La société mutuelle de l’assomption

Ce deuxième triptyque, dont les panneaux sont intitulés « Fondation de la société », « de l’Assomption – 1903 » et « caisse écolière », est une représentation de la fondation d’une première grande association acadienne : La Société mutuelle de l’Assomption. À l’époque de sa fondation en 1903, il s’agit d’un effort de structuration et d’administration de la communauté acadienne, qui, outre quelques fonctionnaires élus et quelques assemblées générales, ne possède pas d’organisation concrète. C’est avec comme mission centrale l’unification et l’entraide du peuple acadien que la Société de l’Assomption commence donc à opérer.

La Société voit le jour lors d’une assemblée du congrès national acadien à Waltham, au Massachusetts. Historiquement, le Massachusetts (anciennement colonie du Massachusetts) fut l’un des lieux d’accueil des Acadiens déportés de 1755, une communauté acadienne d’une certaine envergure s’étant donc formée dans l’État. À l’époque, soit vers la fin des années 1800 et jusqu’au début des années 1900, l’Acadie de l’est du Canada entretient une relation de nécessité avec les États américains : le taux de chômage est élevé parmi les Acadiens, ce qui en pousse plusieurs à émigrer aux États-Unis en quête d’emplois. La Nouvelle-Angleterre, particulièrement, accueille beaucoup d’Acadiens pendant de nombreuses années. La Société de l’Assomption s’impose donc à l’époque comme une façon de remédier à cette situation ; en plus de contribuer à la sauvegarde de la langue et de la culture acadienne, et de porter secours aux malades et aux orphelins, elle vient en aide aux sans-emplois.

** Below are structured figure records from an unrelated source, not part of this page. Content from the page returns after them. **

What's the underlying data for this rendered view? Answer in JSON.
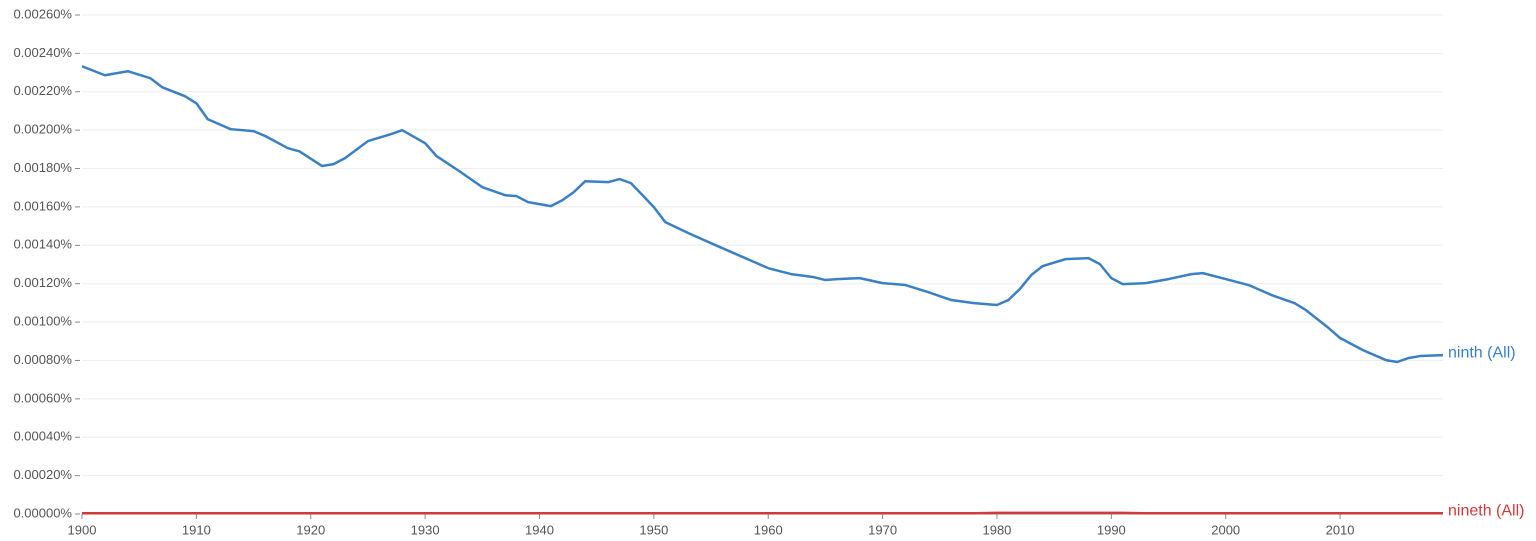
{
  "chart_data": {
    "type": "line",
    "x": [
      1900,
      1902,
      1904,
      1906,
      1907,
      1909,
      1910,
      1911,
      1913,
      1915,
      1916,
      1918,
      1919,
      1921,
      1922,
      1923,
      1925,
      1927,
      1928,
      1930,
      1931,
      1933,
      1935,
      1937,
      1938,
      1939,
      1941,
      1942,
      1943,
      1944,
      1946,
      1947,
      1948,
      1950,
      1951,
      1953,
      1955,
      1957,
      1959,
      1960,
      1962,
      1964,
      1965,
      1966,
      1968,
      1970,
      1972,
      1974,
      1976,
      1978,
      1980,
      1981,
      1982,
      1983,
      1984,
      1986,
      1988,
      1989,
      1990,
      1991,
      1993,
      1995,
      1997,
      1998,
      2000,
      2002,
      2004,
      2006,
      2007,
      2009,
      2010,
      2012,
      2014,
      2015,
      2016,
      2017,
      2019
    ],
    "series": [
      {
        "name": "ninth (All)",
        "color": "#3a80c6",
        "values": [
          0.002333,
          0.002286,
          0.002307,
          0.00227,
          0.002224,
          0.002177,
          0.00214,
          0.002057,
          0.002005,
          0.001995,
          0.00197,
          0.001906,
          0.00189,
          0.001813,
          0.001823,
          0.001854,
          0.001943,
          0.001979,
          0.002,
          0.001932,
          0.001865,
          0.001786,
          0.001703,
          0.001661,
          0.001656,
          0.001625,
          0.001604,
          0.001635,
          0.001677,
          0.001734,
          0.001729,
          0.001745,
          0.001724,
          0.001599,
          0.001521,
          0.001464,
          0.001411,
          0.001359,
          0.001307,
          0.001281,
          0.00125,
          0.001234,
          0.001219,
          0.001224,
          0.001229,
          0.001203,
          0.001193,
          0.001156,
          0.001115,
          0.001099,
          0.001089,
          0.001115,
          0.001172,
          0.001245,
          0.001292,
          0.001328,
          0.001333,
          0.001302,
          0.001229,
          0.001198,
          0.001203,
          0.001224,
          0.00125,
          0.001255,
          0.001224,
          0.001193,
          0.001141,
          0.001099,
          0.001063,
          0.000969,
          0.000917,
          0.000854,
          0.000802,
          0.000792,
          0.000813,
          0.000823,
          0.000828
        ]
      },
      {
        "name": "nineth (All)",
        "color": "#d03a3c",
        "values": [
          4e-06,
          4e-06,
          4e-06,
          4e-06,
          4e-06,
          4e-06,
          4e-06,
          4e-06,
          4e-06,
          4e-06,
          4e-06,
          4e-06,
          4e-06,
          4e-06,
          4e-06,
          4e-06,
          4e-06,
          4e-06,
          4e-06,
          4e-06,
          4e-06,
          4e-06,
          4e-06,
          4e-06,
          4e-06,
          4e-06,
          4e-06,
          4e-06,
          4e-06,
          4e-06,
          4e-06,
          4e-06,
          4e-06,
          4e-06,
          4e-06,
          4e-06,
          4e-06,
          4e-06,
          4e-06,
          4e-06,
          4e-06,
          4e-06,
          4e-06,
          4e-06,
          4e-06,
          4e-06,
          4e-06,
          4e-06,
          4e-06,
          4e-06,
          6e-06,
          6e-06,
          6e-06,
          6e-06,
          6e-06,
          6e-06,
          6e-06,
          6e-06,
          6e-06,
          6e-06,
          4e-06,
          4e-06,
          4e-06,
          4e-06,
          4e-06,
          4e-06,
          4e-06,
          4e-06,
          4e-06,
          4e-06,
          4e-06,
          4e-06,
          4e-06,
          4e-06,
          4e-06,
          4e-06,
          4e-06
        ]
      }
    ],
    "xlim": [
      1900,
      2019
    ],
    "xticks": [
      1900,
      1910,
      1920,
      1930,
      1940,
      1950,
      1960,
      1970,
      1980,
      1990,
      2000,
      2010
    ],
    "ylim": [
      0,
      0.0026
    ],
    "yticks": [
      {
        "value": 0,
        "label": "0.00000%"
      },
      {
        "value": 0.0002,
        "label": "0.00020%"
      },
      {
        "value": 0.0004,
        "label": "0.00040%"
      },
      {
        "value": 0.0006,
        "label": "0.00060%"
      },
      {
        "value": 0.0008,
        "label": "0.00080%"
      },
      {
        "value": 0.001,
        "label": "0.00100%"
      },
      {
        "value": 0.0012,
        "label": "0.00120%"
      },
      {
        "value": 0.0014,
        "label": "0.00140%"
      },
      {
        "value": 0.0016,
        "label": "0.00160%"
      },
      {
        "value": 0.0018,
        "label": "0.00180%"
      },
      {
        "value": 0.002,
        "label": "0.00200%"
      },
      {
        "value": 0.0022,
        "label": "0.00220%"
      },
      {
        "value": 0.0024,
        "label": "0.00240%"
      },
      {
        "value": 0.0026,
        "label": "0.00260%"
      }
    ],
    "grid": true
  }
}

Le premier panneau du triptyque, « fondation de la société », relate le chapitre de son histoire qui concerne le congrès de Waltham. On peut observer sur la vitre des Acadiens rassemblés, enfants comme adultes, et attentivement à l’écoute. Derrière eux, un symbole religieux, celui de Jésus sur sa croix, nous rappelle le rôle primordial que joue encore la religion sur l’identité acadienne à l’époque : la Société, après tout, tire son nom de l’Assomption de Marie. C’est sans coïncidence qu’est prise cette décision, Marie ayant été la patronne de l’Acadie depuis plus d’un siècle à ce moment. En 1913, le siège social de la Société est transféré à Moncton, et son œuvre auprès de la communauté acadienne se perpétue.

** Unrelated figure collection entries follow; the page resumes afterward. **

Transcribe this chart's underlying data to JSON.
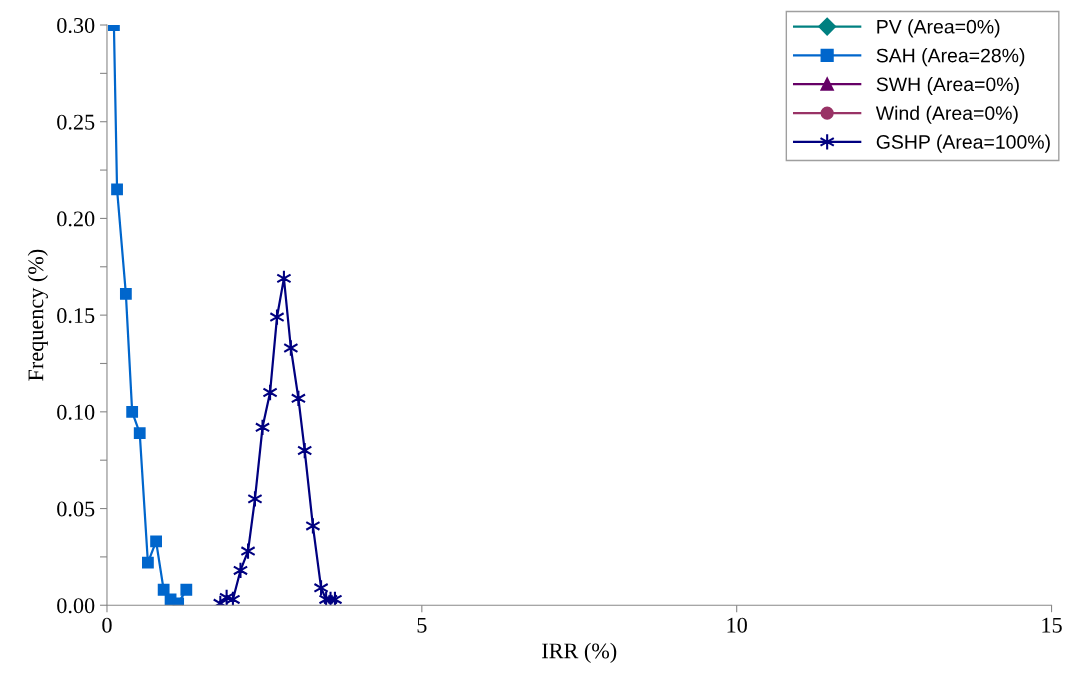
{
  "chart_data": {
    "type": "line",
    "xlabel": "IRR (%)",
    "ylabel": "Frequency (%)",
    "xlim": [
      0,
      15
    ],
    "xticks": [
      0,
      5,
      10,
      15
    ],
    "ylim": [
      0,
      0.3
    ],
    "yticks": [
      {
        "value": 0,
        "label": "0.00"
      },
      {
        "value": 0.025,
        "label": null
      },
      {
        "value": 0.05,
        "label": "0.05"
      },
      {
        "value": 0.075,
        "label": null
      },
      {
        "value": 0.1,
        "label": "0.10"
      },
      {
        "value": 0.125,
        "label": null
      },
      {
        "value": 0.15,
        "label": "0.15"
      },
      {
        "value": 0.175,
        "label": null
      },
      {
        "value": 0.2,
        "label": "0.20"
      },
      {
        "value": 0.225,
        "label": null
      },
      {
        "value": 0.25,
        "label": "0.25"
      },
      {
        "value": 0.275,
        "label": null
      },
      {
        "value": 0.3,
        "label": "0.30"
      }
    ],
    "grid": false,
    "legend": "top right",
    "series": [
      {
        "name": "PV (Area=0%)",
        "color": "#008080",
        "marker": "diamond"
      },
      {
        "name": "SAH (Area=28%)",
        "color": "#0066cc",
        "marker": "square",
        "x": [
          0.11,
          0.16,
          0.3,
          0.4,
          0.52,
          0.65,
          0.78,
          0.9,
          1.01,
          1.13,
          1.26
        ],
        "values": [
          0.3,
          0.215,
          0.161,
          0.1,
          0.089,
          0.022,
          0.033,
          0.008,
          0.003,
          0.001,
          0.008
        ]
      },
      {
        "name": "SWH (Area=0%)",
        "color": "#660066",
        "marker": "triangle"
      },
      {
        "name": "Wind (Area=0%)",
        "color": "#993366",
        "marker": "circle"
      },
      {
        "name": "GSHP (Area=100%)",
        "color": "#000080",
        "marker": "cross",
        "x": [
          1.8,
          1.9,
          2.0,
          2.12,
          2.24,
          2.35,
          2.47,
          2.59,
          2.7,
          2.81,
          2.92,
          3.04,
          3.14,
          3.27,
          3.4,
          3.48,
          3.55,
          3.62
        ],
        "values": [
          0.001,
          0.004,
          0.003,
          0.018,
          0.028,
          0.055,
          0.092,
          0.11,
          0.149,
          0.169,
          0.133,
          0.107,
          0.08,
          0.041,
          0.009,
          0.003,
          0.003,
          0.003
        ]
      }
    ]
  }
}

Représentés sur le deuxième panneau sont trois hommes, dont seul celui du milieu est identifié. Il s’agit de Rémi Benoit, qui préside les débuts de la fondation. Cet acadien originaire de la Nouvelle-Écosse est parmi ceux ayant émigré en Nouvelle-Angleterre lors des années précédentes, à la recherche d’un emploi. Le doigt levé, il commande sur lui l’attention du public illustré sur les deux autres panneaux, et cherche à venir en aide à ceux qui se retrouvent dans une situation similaire à la sienne d’auparavant.

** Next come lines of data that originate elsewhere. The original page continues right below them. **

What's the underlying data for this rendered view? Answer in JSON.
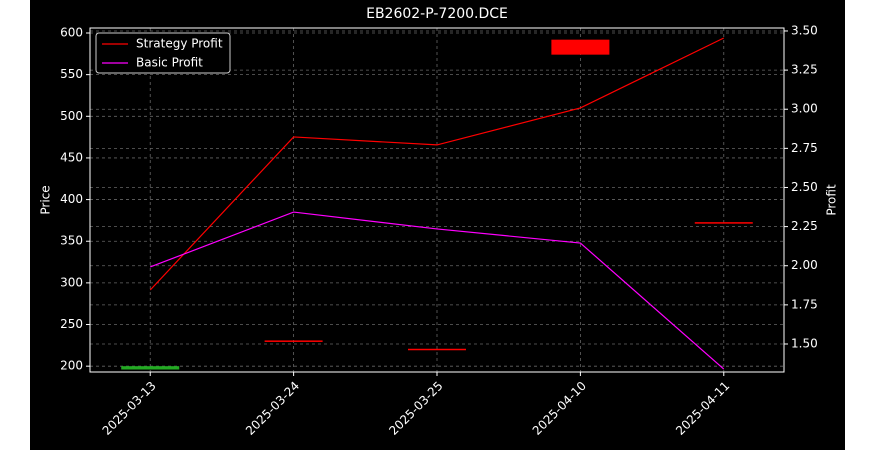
{
  "chart_data": {
    "type": "candlestick-line",
    "title": "EB2602-P-7200.DCE",
    "y_label": "Price",
    "y2_label": "Profit",
    "categories": [
      "2025-03-13",
      "2025-03-24",
      "2025-03-25",
      "2025-04-10",
      "2025-04-11"
    ],
    "bars": {
      "open": [
        196,
        230,
        220,
        592,
        372
      ],
      "close": [
        200,
        230,
        220,
        574,
        372
      ],
      "colors": [
        "#22aa22",
        "#ff0000",
        "#ff0000",
        "#ff0000",
        "#ff0000"
      ]
    },
    "series": [
      {
        "name": "Strategy Profit",
        "color": "#ff0000",
        "axis": "y2",
        "values": [
          1.845,
          2.823,
          2.772,
          3.008,
          3.455
        ]
      },
      {
        "name": "Basic Profit",
        "color": "#ff00ff",
        "axis": "y2",
        "values": [
          1.992,
          2.343,
          2.235,
          2.145,
          1.34
        ]
      }
    ],
    "ylim": [
      193,
      606
    ],
    "yticks": [
      200,
      250,
      300,
      350,
      400,
      450,
      500,
      550,
      600
    ],
    "y2lim": [
      1.321,
      3.519
    ],
    "y2ticks": [
      {
        "value": 1.5,
        "label": "1.50"
      },
      {
        "value": 1.75,
        "label": "1.75"
      },
      {
        "value": 2.0,
        "label": "2.00"
      },
      {
        "value": 2.25,
        "label": "2.25"
      },
      {
        "value": 2.5,
        "label": "2.50"
      },
      {
        "value": 2.75,
        "label": "2.75"
      },
      {
        "value": 3.0,
        "label": "3.00"
      },
      {
        "value": 3.25,
        "label": "3.25"
      },
      {
        "value": 3.5,
        "label": "3.50"
      }
    ],
    "grid": true,
    "legend": "upper-left"
  }
}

Le dernier panneau, « Caisse écolière », représente l’aspect éducatif de la Société mutuelle, avec à gauche le fondateur de cette Caisse, Dominique Léger. Originaire de Memramcook, il émigre en Nouvelle-Angleterre à la recherche d’un emploi, comme l’ont fait Rémi Benoit et bien d’autres avant lui. C’est en faveur des jeunes Acadiens qu’il ouvre cette Caisse écolière, sensée contribuer à l’éducation des enfants. En dix ans, la Caisse permet bien l’instruction de 85 garçons, et par la suite de nombreuses filles. Sur cette scène, Léger est illustré entouré de personnages non identifiés, dont un prêtre, tous écoutant attentivement Rémi Benoit présidant sur l’assemblée. Derrière eux se trouve un symbole religieux et un clin d’œil à la Société : une statue de Marie dans son Assomption.

À ce jour, la Société de l’Assomption, maintenant connue simplement comme Assomption Vie, continue d’opérer et d’offrir des services financiers partout au Canada. Son siège social, facilement reconnaissable par sa taille, surplombe encore Moncton, et continue de venir en aide aux Acadiens, toujours bien présents dans la ville.